Mais ce phénomène, anecdotique dans les années 1980, est devenu "un phénomène de société" et touche des filles de plus en plus jeunes, constataient en 2003 des spécialistes réunis à Paris pour un colloque intitulé "Corps de femmes sous influence". Cernées par des corps de plus en plus exposés, de plus en plus maigres, les femmes se voient systématiquement plus grosses qu'elles ne sont, montrait une étude publiée à cette occasion.

Au début des années 1980, les numéros d'hiver des magazines féminins faisaient leur une avec des filles déjà très minces, mais enveloppées dans des manteaux et des bonnets, selon cette étude menée à l'Institut de sciences politiques à Paris. Depuis 1985, les mannequins sont dénudés, quelle que soit la saison.

Dans ces mêmes magazines, les incitations au régime se sont multipliées (de 17 par an en France de 1980 à 1982, à plus de 60 par an entre 1999 et 2001).

Les étudiantes, elles, se voyaient "minces" quand elles étaient maigres ou "normales" quand elles étaient minces, 49 % se trouvant "trop grosses" alors que 97 % étaient médicalement normales.
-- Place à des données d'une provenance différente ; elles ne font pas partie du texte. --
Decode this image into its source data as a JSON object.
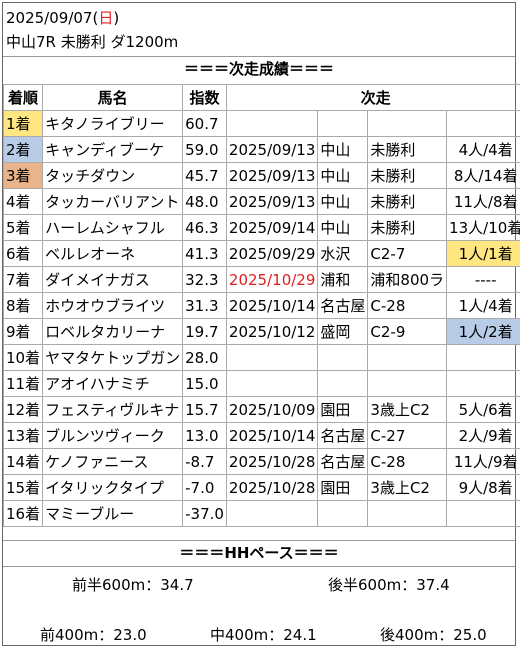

"Dans nos sociétés occidentales, nous sommes passés d'une angoisse latente, profonde, millénaire, du manque de nourriture, de peur de la famine, qui valorisait le corps enveloppé d'une graisse rassurante, à un modèle idéal de la presque maigreur alors que jamais nous n'avons eu autant et aussi sûrement à manger", relève l'anthropologue Annie Hubert, directrice de recherche au CNRS.

Face aux pathologies graves liées à l'obésité, "le discours médical recommande une régulation de la consommation alimentaire", ajoute-t-elle dans un article publié sur le site du Groupe de réflexion sur l'obésité, le surpoids et la minceur (www.gros.org).